The Green Sheet Online Edition
June 28, 2010 • Issue 10:06:02
Global anti-fraud tool on the horizon
The international fraud fight may have an interesting new aspect. A global firm called ValidSoft is preparing to implement a program designed to authenticate payment card purchases by measuring proximity between a card transaction and the cardholder's cell phone.
The program, called VALid-POS, tracks the location of a consumer's cell phone through cell sites used to transmit mobile phone calls. Specifically, the process involves something called "trilateration," or the use of three nearby cell sites to approximate a cell phone's geolocation.
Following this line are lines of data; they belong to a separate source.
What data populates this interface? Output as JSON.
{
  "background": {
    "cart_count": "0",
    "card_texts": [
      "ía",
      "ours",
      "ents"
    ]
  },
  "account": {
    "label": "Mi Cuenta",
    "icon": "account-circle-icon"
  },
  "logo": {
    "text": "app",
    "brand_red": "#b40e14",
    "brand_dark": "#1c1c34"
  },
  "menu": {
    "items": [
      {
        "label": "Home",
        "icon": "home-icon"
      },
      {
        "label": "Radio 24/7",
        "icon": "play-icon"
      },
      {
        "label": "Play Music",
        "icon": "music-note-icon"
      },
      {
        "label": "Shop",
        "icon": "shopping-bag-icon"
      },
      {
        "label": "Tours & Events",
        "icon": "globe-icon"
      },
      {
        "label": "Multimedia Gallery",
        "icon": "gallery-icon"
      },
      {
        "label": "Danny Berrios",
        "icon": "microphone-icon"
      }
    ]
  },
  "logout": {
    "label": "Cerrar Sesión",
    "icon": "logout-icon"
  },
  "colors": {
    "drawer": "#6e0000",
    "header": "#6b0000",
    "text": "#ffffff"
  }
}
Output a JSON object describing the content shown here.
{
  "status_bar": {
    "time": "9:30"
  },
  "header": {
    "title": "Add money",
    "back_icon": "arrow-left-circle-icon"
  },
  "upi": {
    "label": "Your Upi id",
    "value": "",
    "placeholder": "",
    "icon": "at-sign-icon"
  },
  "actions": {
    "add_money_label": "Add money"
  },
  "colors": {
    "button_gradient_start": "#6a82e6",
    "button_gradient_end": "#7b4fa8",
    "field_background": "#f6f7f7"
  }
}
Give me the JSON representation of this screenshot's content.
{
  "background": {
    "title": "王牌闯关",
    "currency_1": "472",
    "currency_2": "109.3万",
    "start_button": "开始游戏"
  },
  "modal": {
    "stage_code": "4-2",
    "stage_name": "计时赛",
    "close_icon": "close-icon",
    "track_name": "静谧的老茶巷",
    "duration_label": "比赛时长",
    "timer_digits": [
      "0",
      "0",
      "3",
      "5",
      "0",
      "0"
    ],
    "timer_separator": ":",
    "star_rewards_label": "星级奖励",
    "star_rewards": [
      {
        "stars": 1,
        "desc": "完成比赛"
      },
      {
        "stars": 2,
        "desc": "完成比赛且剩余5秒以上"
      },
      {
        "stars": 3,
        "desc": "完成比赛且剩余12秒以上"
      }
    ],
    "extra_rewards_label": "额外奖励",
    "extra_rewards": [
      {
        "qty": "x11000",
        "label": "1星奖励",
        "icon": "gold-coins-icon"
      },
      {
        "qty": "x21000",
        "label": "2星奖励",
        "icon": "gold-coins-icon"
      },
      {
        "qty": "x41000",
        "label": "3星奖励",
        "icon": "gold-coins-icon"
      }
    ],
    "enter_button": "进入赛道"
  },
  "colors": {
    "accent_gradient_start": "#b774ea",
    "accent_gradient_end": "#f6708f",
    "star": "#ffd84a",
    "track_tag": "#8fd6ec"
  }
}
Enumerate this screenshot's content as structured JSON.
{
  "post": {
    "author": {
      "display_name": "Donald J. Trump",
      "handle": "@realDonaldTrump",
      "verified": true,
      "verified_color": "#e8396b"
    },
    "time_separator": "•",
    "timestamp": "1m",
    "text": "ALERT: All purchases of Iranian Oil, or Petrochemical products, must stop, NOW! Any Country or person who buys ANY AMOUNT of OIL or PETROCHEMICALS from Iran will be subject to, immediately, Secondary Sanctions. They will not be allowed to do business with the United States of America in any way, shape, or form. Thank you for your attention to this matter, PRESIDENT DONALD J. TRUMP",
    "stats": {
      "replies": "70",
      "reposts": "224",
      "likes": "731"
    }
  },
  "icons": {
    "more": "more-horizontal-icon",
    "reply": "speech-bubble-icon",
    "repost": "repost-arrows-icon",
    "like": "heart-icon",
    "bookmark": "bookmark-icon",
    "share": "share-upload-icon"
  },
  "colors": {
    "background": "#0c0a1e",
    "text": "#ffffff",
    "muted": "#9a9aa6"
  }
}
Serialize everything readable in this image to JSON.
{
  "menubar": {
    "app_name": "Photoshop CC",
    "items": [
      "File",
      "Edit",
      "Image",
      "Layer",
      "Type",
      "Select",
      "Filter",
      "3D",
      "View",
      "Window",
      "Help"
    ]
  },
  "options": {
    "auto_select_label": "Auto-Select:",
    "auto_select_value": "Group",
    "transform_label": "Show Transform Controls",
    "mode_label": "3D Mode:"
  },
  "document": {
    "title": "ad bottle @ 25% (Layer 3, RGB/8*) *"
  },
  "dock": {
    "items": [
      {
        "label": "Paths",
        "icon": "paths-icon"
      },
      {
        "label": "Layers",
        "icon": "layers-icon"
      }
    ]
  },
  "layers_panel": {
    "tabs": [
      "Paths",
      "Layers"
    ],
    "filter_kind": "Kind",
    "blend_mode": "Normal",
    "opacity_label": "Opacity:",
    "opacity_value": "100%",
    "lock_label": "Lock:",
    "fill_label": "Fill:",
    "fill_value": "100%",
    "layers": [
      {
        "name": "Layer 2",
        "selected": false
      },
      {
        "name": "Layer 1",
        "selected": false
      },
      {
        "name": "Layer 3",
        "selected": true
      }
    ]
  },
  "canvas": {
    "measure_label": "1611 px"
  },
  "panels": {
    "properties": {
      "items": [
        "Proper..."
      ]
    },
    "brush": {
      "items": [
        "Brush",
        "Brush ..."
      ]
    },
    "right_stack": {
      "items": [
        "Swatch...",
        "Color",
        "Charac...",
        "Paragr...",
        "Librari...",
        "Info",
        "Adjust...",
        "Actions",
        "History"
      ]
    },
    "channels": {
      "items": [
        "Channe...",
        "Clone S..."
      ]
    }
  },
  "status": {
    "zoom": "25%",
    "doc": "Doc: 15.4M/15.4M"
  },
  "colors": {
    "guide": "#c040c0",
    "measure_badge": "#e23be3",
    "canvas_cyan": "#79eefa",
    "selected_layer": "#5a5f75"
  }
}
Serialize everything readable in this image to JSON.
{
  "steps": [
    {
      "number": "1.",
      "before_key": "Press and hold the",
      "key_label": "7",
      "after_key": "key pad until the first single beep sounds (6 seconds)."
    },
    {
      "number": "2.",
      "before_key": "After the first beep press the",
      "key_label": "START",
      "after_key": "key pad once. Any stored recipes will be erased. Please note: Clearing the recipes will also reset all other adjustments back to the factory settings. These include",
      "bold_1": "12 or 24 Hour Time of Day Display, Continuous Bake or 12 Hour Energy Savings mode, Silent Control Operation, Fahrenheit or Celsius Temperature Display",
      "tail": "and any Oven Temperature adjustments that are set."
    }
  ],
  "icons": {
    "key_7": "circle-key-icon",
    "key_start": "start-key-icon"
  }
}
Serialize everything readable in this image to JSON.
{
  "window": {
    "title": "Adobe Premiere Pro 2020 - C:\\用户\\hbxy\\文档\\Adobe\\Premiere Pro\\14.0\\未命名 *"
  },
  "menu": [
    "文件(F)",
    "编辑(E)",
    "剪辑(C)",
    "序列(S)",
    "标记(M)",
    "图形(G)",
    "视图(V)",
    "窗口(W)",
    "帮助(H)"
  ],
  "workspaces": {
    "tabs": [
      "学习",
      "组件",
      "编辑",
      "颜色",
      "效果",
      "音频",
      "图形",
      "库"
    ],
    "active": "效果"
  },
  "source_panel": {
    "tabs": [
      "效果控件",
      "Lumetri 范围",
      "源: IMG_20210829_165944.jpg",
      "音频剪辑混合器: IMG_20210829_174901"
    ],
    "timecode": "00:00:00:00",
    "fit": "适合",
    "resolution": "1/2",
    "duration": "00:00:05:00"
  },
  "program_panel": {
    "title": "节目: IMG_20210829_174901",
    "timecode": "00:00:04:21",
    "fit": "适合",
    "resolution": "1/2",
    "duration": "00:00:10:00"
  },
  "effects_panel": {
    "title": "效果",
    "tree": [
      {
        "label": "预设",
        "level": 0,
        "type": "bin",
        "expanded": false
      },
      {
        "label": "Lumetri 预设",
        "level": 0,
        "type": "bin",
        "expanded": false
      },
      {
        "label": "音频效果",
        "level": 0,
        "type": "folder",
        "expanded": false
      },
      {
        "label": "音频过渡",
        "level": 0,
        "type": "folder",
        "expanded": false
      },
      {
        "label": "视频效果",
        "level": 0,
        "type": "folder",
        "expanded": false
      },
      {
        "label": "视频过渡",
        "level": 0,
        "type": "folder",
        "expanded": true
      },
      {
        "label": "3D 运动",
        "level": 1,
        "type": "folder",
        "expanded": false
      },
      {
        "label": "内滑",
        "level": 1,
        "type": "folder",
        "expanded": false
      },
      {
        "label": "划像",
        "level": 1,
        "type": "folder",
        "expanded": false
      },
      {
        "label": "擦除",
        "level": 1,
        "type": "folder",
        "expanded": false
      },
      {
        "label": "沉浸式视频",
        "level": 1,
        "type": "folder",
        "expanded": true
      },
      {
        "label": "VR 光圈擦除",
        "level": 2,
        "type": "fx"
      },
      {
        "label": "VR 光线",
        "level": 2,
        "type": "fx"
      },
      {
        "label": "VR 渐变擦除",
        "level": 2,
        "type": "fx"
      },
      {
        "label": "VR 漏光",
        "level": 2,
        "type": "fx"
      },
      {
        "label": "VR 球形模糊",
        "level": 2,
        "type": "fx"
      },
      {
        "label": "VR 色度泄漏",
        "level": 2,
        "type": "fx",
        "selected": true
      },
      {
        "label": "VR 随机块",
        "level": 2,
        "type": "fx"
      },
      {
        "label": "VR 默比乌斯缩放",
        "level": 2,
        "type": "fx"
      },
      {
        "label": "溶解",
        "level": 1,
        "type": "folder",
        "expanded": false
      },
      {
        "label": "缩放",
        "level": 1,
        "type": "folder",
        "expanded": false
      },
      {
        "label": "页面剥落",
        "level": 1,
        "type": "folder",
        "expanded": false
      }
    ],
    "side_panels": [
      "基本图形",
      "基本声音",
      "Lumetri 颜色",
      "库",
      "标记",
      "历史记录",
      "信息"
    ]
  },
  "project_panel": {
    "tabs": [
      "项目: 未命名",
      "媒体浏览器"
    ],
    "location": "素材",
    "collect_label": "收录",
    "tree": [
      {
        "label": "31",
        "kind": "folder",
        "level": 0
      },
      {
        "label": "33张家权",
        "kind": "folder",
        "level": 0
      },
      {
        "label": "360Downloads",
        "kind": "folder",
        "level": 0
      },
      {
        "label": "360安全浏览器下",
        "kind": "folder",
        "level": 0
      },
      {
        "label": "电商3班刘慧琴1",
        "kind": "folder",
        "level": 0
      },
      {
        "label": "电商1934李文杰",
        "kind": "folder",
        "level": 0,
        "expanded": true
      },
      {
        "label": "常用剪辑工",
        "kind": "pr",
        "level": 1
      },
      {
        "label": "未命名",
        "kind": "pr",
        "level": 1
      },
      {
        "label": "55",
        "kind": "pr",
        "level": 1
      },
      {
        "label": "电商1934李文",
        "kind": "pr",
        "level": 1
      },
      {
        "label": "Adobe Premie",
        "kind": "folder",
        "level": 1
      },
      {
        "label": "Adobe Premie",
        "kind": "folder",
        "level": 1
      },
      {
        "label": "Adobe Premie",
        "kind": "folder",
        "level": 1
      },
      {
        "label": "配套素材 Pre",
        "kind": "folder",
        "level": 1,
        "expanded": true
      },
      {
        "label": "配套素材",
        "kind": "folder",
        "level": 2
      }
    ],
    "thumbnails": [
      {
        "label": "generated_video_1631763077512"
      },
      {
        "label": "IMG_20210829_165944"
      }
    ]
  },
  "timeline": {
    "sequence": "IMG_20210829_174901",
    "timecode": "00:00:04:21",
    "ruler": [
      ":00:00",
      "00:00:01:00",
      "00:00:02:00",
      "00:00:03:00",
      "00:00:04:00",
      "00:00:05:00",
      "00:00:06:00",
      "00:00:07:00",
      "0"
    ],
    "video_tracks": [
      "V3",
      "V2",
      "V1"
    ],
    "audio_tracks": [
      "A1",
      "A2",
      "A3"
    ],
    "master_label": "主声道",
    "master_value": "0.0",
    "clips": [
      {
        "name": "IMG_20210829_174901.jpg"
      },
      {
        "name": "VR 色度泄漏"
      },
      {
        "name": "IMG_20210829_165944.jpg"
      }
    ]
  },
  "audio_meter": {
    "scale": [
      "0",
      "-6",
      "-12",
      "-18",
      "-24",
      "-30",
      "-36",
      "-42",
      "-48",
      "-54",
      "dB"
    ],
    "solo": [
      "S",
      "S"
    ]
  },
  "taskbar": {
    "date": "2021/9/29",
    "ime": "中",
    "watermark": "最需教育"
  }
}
The VALid-POS system uses that data to provide a measurement between the location of a card transaction and that of the legitimate cardholder's cell phone, be it for a POS transaction, ATM withdrawal or card-not-present purchase made over the Internet. If the two markers are too remote, the transaction can be flagged or blocked.
"Banks currently look at your historical patterns of activity, and based on that, if something very unusual crops up, it's regarded as a suspect transaction," said ValidSoft Chief Executive Officer Pat Carroll. "When they think it's a suspect transaction, they get it wrong nine times out of 10. And that's the best they can do. If a bank is using our technology - and we've proven this now with certain major banks - we turn a 90 percent failure into a 95-plus percent success."
Carroll noted that the VALid-POS service has undergone trials in a number of European countries, as well as in the United States, Australia, Mexico, Singapore and Japan. "We expect to have our first major clients in the United States running by the end of this year," he said.
Banks that subscribe to the service will have to collect cell phone numbers from clients to whom they issue credit and debit cards, Carroll said. He added that consumers who wish not to participate can opt out of the program.
That opt-out provision and other measures of conscientiousness earned VALid-POS the elusive "European Privacy Seal," Carroll reported. Another privacy feature is that, while ascertaining payment card to cell phone distance, the service does not reveal to its operators the phone's (meaning, in most cases, the consumer's) actual whereabouts.
Carroll said issuing banks determine the rigorousness of their screening processes; ValidSoft merely provides the probability of authenticity, while the banks decide whether transactions are approved or rejected (or flagged for follow-up with, for example, a phone call to the consumer that solicits additional verifying information).
Some banks may choose to flag only cross-border discrepancies involving cases in which the cardholder's cell phone is in a country other than where a given transaction takes place. Others implement stricter criteria such as flagging transactions that range outside of the city or town in which the mobile phone is located, or even ones that exceed a specified distance between phone and purchasing card - say, 100 feet. Banks can also make decisions on a per transaction basis.
"We'll never be 100 percent correct," Carroll said. "There will always be instances where you forget your phone or whatever. The default option for the bank is always the system they currently use today. They will always make the decision [about whether to approve a transaction]. All we simply do is give them greater quality of information to help make that decision."
Carroll said VALid-POS's authentication process takes less than half a second to produce an algorithmic probability of transaction authenticity. For example, a transaction in the United States where the cell phone and POS system are closely positioned might generate a 99.5 percent probability of authenticity rating. He added that the program works with virtually any cell phone.
Tim Cranny, CEO of Panoptic Security Inc., said VALid-POS would be an effective tool, but pointed out that the ongoing consolidation of mobile device functionality might crimp the service's run on the market.
"In a lot of ways it's a good idea," Cranny said. "If I'm a consumer and I'm in Salt Lake City and my credit card is used in New York, that is weird and questions should be asked. ... If I've got a credit card, smart phone, keys and drivers license you can use these different things to reinforce each other.
"But what's going to happen is, as things get more mobile and the devices get more intelligent, I think we'll move to a phase where in five years time it's not that they'll be reinforcing each other, it's that they will have collapsed into one or two things," he said. "With multiplicity you can use them to validate each other, but that process will be more difficult with one universal device."